11. “Confidence is very sexy. Don’t you think?” –old British guy in a cologne commercial.

12. Baseball caps. Not for everyone. Make sure you get one that fits. Wearing a hat that is too small only accentuates your giant heard. If it looks like a watermelon wearing a kippa, you’re doing it wrong.

13. Frequently ask yourself, “Would Dwight Schrute wear this?

14. Wolf shirts. If you wear shirts with wolves howling at the moon or with a bald eagle soaring through flames… you probably stopped reading a long time ago.

15. The difference between dressing up and not dressing up should be greater than one article of clothing.

16. Cargo pants with dress clothes. NOOOOOOOOOO.

17. Cargo shorts/pants. No.

18. No cell phone holsters. Why? Because your pants already have two holsters called pockets. If your cell phone doesn’t fit in your pocket, please give Zack Morris his cell phone back.

19. Bedazzled or bejeweled jeans. (See #16)

20. Ed Hardy. Friends don’t let friends…

21. Shirts that say things on them. Rarely/never. If you do choose to do this, it better be timely, clever and/or funny. Hint: Nothing Charlie Sheen has ever said has met any of these requirements.

22. Cardigans. Yes.

18 comments:

Will and Natalie Giddens said...

So many gems! I'm having a hard time picking a favorite. #9 is awesome. I think it applies to women as well., #18 and #21 made me LOL.

I think maybe Mark should come to Will's office and review #6 and #7. Both of those drive Will insane!

Great job Mark! Heidi, how fun if you could get him to do this on a regular basis. Too bad for heidiluxe that he won't always be poor without a TV and nothing but time on his hands!

HJolley said...

Great post. I am not ashamed to admit that my brother Mark knows how to dress way better than I do. He's so great.

Lindsey said...

I would like to point out that I coined the term "wolf shirt" when I dated a donner of such creepiness. Also, this was a GREAT post. Props, Mark.

Colleen said...

Your brother sounds adorable. Tell him to love me.

Ashley said...

I'm afraid Collin would be given a misdemeanor from Mark because of his love for cargo shorts and Anchorman shirt.
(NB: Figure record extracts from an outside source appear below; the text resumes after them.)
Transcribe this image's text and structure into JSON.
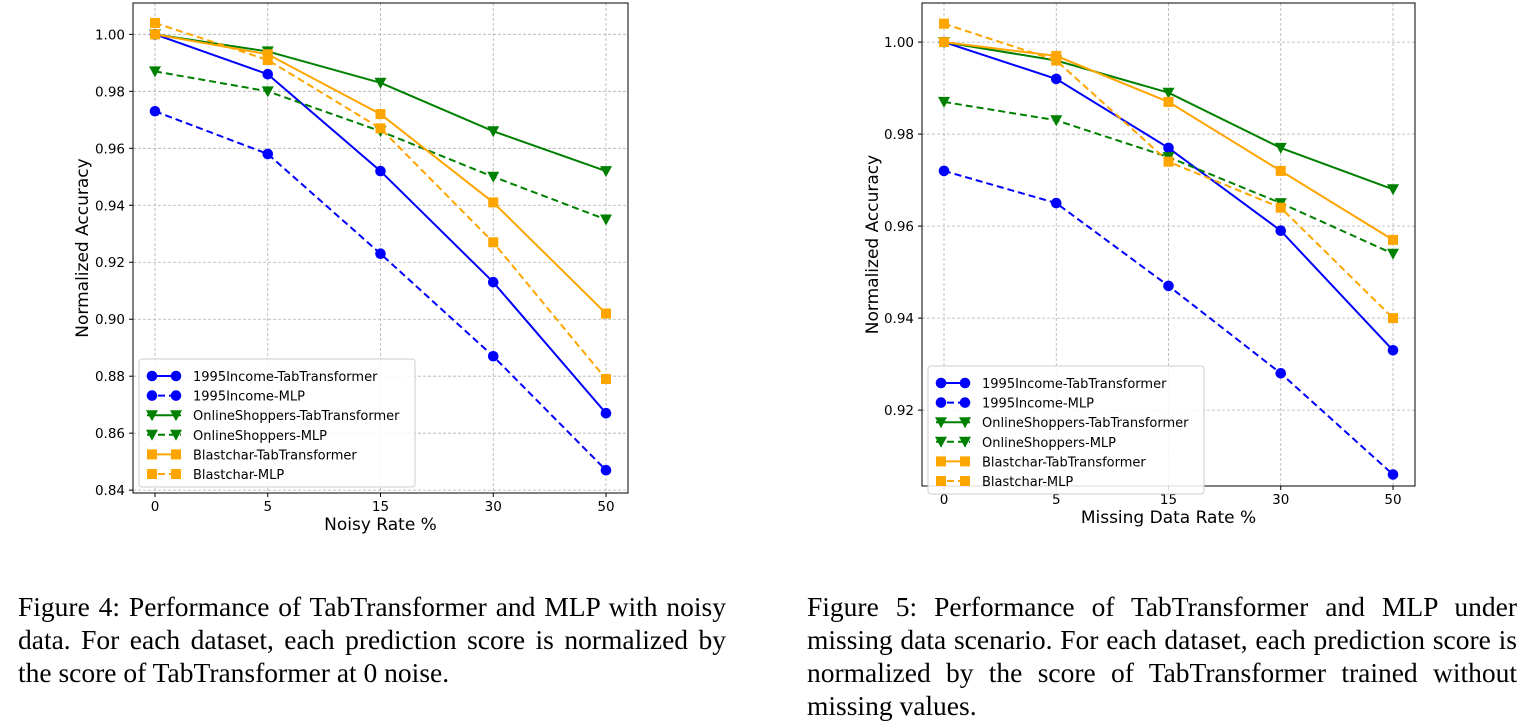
{
  "chart_data": [
    {
      "type": "line",
      "xlabel": "Noisy Rate %",
      "ylabel": "Normalized Accuracy",
      "categories": [
        "0",
        "5",
        "15",
        "30",
        "50"
      ],
      "ylim": [
        0.839,
        1.011
      ],
      "yticks": [
        "0.84",
        "0.86",
        "0.88",
        "0.90",
        "0.92",
        "0.94",
        "0.96",
        "0.98",
        "1.00"
      ],
      "grid": true,
      "legend_position": "bottom-left",
      "series": [
        {
          "name": "1995Income-TabTransformer",
          "color": "#0000ff",
          "dashed": false,
          "marker": "circle",
          "values": [
            1.0,
            0.986,
            0.952,
            0.913,
            0.867
          ]
        },
        {
          "name": "1995Income-MLP",
          "color": "#0000ff",
          "dashed": true,
          "marker": "circle",
          "values": [
            0.973,
            0.958,
            0.923,
            0.887,
            0.847
          ]
        },
        {
          "name": "OnlineShoppers-TabTransformer",
          "color": "#008000",
          "dashed": false,
          "marker": "triangle-down",
          "values": [
            1.0,
            0.994,
            0.983,
            0.966,
            0.952
          ]
        },
        {
          "name": "OnlineShoppers-MLP",
          "color": "#008000",
          "dashed": true,
          "marker": "triangle-down",
          "values": [
            0.987,
            0.98,
            0.966,
            0.95,
            0.935
          ]
        },
        {
          "name": "Blastchar-TabTransformer",
          "color": "#ffa500",
          "dashed": false,
          "marker": "square",
          "values": [
            1.0,
            0.993,
            0.972,
            0.941,
            0.902
          ]
        },
        {
          "name": "Blastchar-MLP",
          "color": "#ffa500",
          "dashed": true,
          "marker": "square",
          "values": [
            1.004,
            0.991,
            0.967,
            0.927,
            0.879
          ]
        }
      ]
    },
    {
      "type": "line",
      "xlabel": "Missing Data Rate %",
      "ylabel": "Normalized Accuracy",
      "categories": [
        "0",
        "5",
        "15",
        "30",
        "50"
      ],
      "ylim": [
        0.9035,
        1.0085
      ],
      "yticks": [
        "0.92",
        "0.94",
        "0.96",
        "0.98",
        "1.00"
      ],
      "grid": true,
      "legend_position": "bottom-left",
      "series": [
        {
          "name": "1995Income-TabTransformer",
          "color": "#0000ff",
          "dashed": false,
          "marker": "circle",
          "values": [
            1.0,
            0.992,
            0.977,
            0.959,
            0.933
          ]
        },
        {
          "name": "1995Income-MLP",
          "color": "#0000ff",
          "dashed": true,
          "marker": "circle",
          "values": [
            0.972,
            0.965,
            0.947,
            0.928,
            0.906
          ]
        },
        {
          "name": "OnlineShoppers-TabTransformer",
          "color": "#008000",
          "dashed": false,
          "marker": "triangle-down",
          "values": [
            1.0,
            0.996,
            0.989,
            0.977,
            0.968
          ]
        },
        {
          "name": "OnlineShoppers-MLP",
          "color": "#008000",
          "dashed": true,
          "marker": "triangle-down",
          "values": [
            0.987,
            0.983,
            0.975,
            0.965,
            0.954
          ]
        },
        {
          "name": "Blastchar-TabTransformer",
          "color": "#ffa500",
          "dashed": false,
          "marker": "square",
          "values": [
            1.0,
            0.997,
            0.987,
            0.972,
            0.957
          ]
        },
        {
          "name": "Blastchar-MLP",
          "color": "#ffa500",
          "dashed": true,
          "marker": "square",
          "values": [
            1.004,
            0.996,
            0.974,
            0.964,
            0.94
          ]
        }
      ]
    }
  ],
  "captions": {
    "fig4": "Figure 4: Performance of TabTransformer and MLP with noisy data. For each dataset, each prediction score is normalized by the score of TabTransformer at 0 noise.",
    "fig5": "Figure 5: Performance of TabTransformer and MLP under missing data scenario. For each dataset, each prediction score is normalized by the score of TabTransformer trained without missing values."
  }
}
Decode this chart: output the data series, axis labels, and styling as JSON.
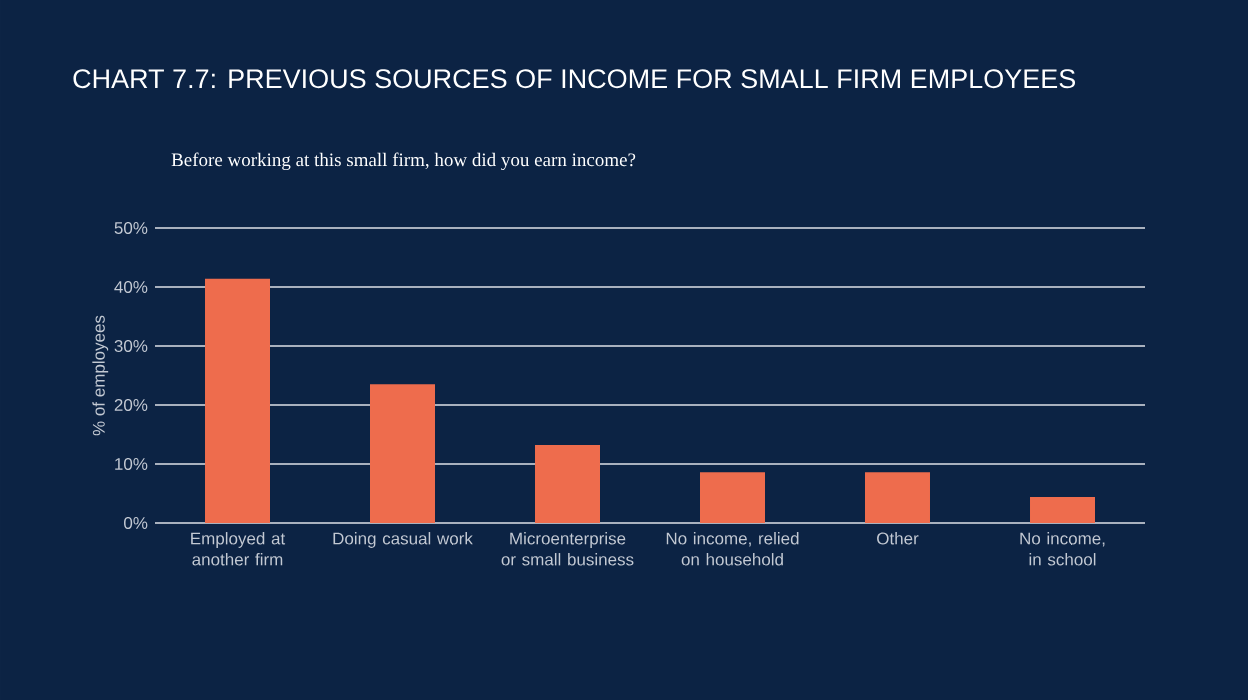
{
  "chart_data": {
    "type": "bar",
    "title": "CHART 7.7: PREVIOUS SOURCES OF INCOME FOR SMALL FIRM EMPLOYEES",
    "subtitle": "Before working at this small firm, how did you earn income?",
    "ylabel": "% of employees",
    "categories": [
      "Employed at another firm",
      "Doing casual work",
      "Microenterprise or small business",
      "No income, relied on household",
      "Other",
      "No income, in school"
    ],
    "values": [
      41.4,
      23.5,
      13.2,
      8.6,
      8.6,
      4.4
    ],
    "color": "#ee6c4d",
    "ylim": [
      0,
      50
    ],
    "yticks": [
      {
        "value": 0,
        "label": "0%"
      },
      {
        "value": 10,
        "label": "10%"
      },
      {
        "value": 20,
        "label": "20%"
      },
      {
        "value": 30,
        "label": "30%"
      },
      {
        "value": 40,
        "label": "40%"
      },
      {
        "value": 50,
        "label": "50%"
      }
    ],
    "grid": "y"
  }
}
But who doesn't love a good shirt that says "Stay classy San Diego"?

Emily C said...

Yeah really enjoyed this post. You and mark are definitely related. how great to have a little bro who looks up to you so much and has learned so much from you. Hehehehe

Mark for sure needs to be a regular on this blog. And I won't tell his brothers

Nanina said...

Hah! Your brother is as hilarious as you are, and quite the wise man, fashionwise! :-D Great post, it must run in the family.

Joy said...

j. garcia ties are my arch nemesis. thankfully, my hubs hates them as well. we just have to send an anonymous tip to my mother-in-law...

B-Dub said...

Words to live by.

(I work with Mark and he told me to read this, I'm not a creepy blog stalker.)

lrbodine said...

Hilarious! Loved them all.

Marci said...

Even the youngest of the Beck Bunch is perfectly sarcastic and hilarrrrrious!! Way to go Mark Beck! Your Dad would be so proud and impressed by your fashion knowledge!

Anonymous said...

This was hilarious, they are worth printing and putting on the fridge, ha ha number 20 is the best!
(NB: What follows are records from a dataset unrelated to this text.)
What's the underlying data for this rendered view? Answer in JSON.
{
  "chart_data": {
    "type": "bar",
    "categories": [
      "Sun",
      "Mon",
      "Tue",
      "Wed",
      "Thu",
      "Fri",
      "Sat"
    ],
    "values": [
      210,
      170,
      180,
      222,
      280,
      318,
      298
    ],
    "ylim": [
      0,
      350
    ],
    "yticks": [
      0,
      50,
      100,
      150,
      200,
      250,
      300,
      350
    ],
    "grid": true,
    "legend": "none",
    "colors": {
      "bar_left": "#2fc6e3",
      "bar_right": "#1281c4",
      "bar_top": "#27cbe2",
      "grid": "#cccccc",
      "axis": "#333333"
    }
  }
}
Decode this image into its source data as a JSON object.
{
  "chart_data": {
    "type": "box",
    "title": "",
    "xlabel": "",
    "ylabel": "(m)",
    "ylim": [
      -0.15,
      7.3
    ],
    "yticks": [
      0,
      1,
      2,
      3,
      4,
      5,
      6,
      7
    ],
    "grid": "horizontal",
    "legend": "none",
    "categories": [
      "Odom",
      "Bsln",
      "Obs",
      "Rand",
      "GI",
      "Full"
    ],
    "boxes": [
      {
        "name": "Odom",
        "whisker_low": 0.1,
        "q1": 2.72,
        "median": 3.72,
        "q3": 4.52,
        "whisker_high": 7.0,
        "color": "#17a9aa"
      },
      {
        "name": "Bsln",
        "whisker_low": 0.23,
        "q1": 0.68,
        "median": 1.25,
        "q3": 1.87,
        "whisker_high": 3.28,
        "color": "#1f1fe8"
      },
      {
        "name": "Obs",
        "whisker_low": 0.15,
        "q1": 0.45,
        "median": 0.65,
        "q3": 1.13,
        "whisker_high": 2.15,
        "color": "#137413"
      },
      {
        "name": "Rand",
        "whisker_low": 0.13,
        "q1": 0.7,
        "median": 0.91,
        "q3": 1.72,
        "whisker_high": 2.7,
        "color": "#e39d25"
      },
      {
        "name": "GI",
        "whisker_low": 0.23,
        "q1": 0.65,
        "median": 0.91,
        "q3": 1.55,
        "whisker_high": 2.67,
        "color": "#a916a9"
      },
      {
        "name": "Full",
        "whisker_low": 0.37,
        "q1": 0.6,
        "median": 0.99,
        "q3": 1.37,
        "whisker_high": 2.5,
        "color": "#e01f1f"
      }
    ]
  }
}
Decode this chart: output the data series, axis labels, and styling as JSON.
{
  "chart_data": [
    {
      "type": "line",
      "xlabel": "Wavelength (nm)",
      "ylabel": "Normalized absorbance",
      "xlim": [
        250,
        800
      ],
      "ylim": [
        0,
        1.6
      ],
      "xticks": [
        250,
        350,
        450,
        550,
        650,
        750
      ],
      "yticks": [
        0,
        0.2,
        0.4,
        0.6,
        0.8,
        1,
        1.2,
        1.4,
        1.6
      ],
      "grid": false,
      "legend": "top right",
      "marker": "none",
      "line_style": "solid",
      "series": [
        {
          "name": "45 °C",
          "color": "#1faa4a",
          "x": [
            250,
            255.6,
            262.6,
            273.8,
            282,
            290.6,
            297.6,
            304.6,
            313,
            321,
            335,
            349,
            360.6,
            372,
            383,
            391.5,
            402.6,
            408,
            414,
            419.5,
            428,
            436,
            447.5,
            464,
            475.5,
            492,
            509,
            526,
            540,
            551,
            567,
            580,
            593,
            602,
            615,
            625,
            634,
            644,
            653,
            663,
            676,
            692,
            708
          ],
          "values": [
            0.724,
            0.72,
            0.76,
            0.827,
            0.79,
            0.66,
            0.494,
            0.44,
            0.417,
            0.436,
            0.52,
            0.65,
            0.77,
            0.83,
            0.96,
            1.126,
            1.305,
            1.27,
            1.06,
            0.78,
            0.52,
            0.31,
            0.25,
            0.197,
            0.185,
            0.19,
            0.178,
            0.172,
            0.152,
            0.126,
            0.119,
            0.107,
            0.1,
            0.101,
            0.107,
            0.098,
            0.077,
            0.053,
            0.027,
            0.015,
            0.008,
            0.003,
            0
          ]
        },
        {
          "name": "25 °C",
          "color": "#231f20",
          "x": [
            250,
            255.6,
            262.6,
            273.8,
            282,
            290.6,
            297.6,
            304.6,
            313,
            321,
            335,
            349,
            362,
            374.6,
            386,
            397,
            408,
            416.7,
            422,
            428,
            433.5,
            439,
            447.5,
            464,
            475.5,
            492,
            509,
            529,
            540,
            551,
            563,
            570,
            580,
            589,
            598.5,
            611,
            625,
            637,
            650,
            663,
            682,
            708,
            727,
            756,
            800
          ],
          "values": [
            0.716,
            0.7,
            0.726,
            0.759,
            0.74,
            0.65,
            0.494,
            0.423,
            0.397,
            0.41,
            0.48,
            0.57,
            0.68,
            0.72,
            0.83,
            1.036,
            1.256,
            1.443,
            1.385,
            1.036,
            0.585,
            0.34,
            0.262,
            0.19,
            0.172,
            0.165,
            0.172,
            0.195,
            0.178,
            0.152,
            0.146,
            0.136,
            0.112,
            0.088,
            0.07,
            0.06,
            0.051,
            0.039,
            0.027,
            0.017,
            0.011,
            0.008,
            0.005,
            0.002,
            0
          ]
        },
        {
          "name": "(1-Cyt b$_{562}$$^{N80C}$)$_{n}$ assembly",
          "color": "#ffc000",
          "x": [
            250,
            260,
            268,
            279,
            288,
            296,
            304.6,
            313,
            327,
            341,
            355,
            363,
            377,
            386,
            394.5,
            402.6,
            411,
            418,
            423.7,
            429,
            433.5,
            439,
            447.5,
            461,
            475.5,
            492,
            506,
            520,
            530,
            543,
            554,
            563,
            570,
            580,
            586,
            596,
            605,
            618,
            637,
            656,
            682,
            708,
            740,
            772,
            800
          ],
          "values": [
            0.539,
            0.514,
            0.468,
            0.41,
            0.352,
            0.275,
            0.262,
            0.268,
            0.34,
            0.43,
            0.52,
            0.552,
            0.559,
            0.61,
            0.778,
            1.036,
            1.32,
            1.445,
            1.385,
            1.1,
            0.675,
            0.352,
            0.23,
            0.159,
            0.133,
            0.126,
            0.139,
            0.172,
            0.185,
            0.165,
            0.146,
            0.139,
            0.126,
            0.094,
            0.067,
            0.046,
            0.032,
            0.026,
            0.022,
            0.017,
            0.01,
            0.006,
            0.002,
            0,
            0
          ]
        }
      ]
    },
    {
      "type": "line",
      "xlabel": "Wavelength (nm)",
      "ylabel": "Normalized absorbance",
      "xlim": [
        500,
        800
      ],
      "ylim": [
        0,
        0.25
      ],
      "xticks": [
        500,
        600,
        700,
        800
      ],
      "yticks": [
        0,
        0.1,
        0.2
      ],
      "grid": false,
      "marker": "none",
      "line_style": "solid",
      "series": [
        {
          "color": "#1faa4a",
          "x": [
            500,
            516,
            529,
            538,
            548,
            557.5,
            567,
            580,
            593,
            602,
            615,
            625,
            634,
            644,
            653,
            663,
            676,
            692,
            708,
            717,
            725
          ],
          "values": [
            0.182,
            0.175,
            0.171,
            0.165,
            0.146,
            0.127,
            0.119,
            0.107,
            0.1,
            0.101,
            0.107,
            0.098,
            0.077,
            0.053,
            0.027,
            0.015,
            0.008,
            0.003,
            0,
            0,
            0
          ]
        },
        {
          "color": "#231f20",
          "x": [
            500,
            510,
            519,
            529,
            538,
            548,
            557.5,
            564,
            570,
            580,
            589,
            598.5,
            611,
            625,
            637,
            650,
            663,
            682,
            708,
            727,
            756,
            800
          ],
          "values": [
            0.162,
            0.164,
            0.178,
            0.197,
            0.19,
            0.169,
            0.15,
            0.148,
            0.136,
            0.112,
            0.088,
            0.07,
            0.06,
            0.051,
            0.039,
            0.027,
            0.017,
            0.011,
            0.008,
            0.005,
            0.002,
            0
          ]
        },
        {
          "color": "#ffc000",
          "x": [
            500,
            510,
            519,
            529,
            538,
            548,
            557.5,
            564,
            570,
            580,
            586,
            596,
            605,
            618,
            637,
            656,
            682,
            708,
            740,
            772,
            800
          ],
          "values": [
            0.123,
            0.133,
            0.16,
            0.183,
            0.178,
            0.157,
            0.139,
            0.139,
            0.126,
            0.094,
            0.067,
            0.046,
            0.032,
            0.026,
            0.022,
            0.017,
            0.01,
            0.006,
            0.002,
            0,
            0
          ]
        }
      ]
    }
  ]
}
Cess O. <3 The Outfit Diaries

markbeck said...

I'm only commenting so there can be one comment from a boy.

Master P said...

1. The picture doesn't work. I want to see it. I want to see it. 2. I'm totally showing this to husband. He's going to crack up!!

Julianne said...

Dear Mark. You will stay single for 4 more years. At that point, you may marry my sister Joy Joy.

This is an order.

(And she's reeeeally cute. Think of all the cute babies.)

Laura Weight said...

great post mark!

Bri said...

This brother of yours is hilarious! I'm still giggling and definitely agreeing on his points especially crocs and Charlie Sheen.....

Rachel@ A Little Bit of Ray said...

#s 6 and 7 are the biggest ones for me. My dad sold suits for years and my first job was working w/ him at the Men's Wearhouse(across from the Hickman Mills Mall and my parents were either very brave or very naive). There are one of my biggest pet peeves b/c most suit stores have free alterations. An ill-fitting suit just looks awful and does you no favors. Accessories are so easy and guys just go so wrong. Also socks should either match your shoes or suit-don't wear athletic socks w/ a suit!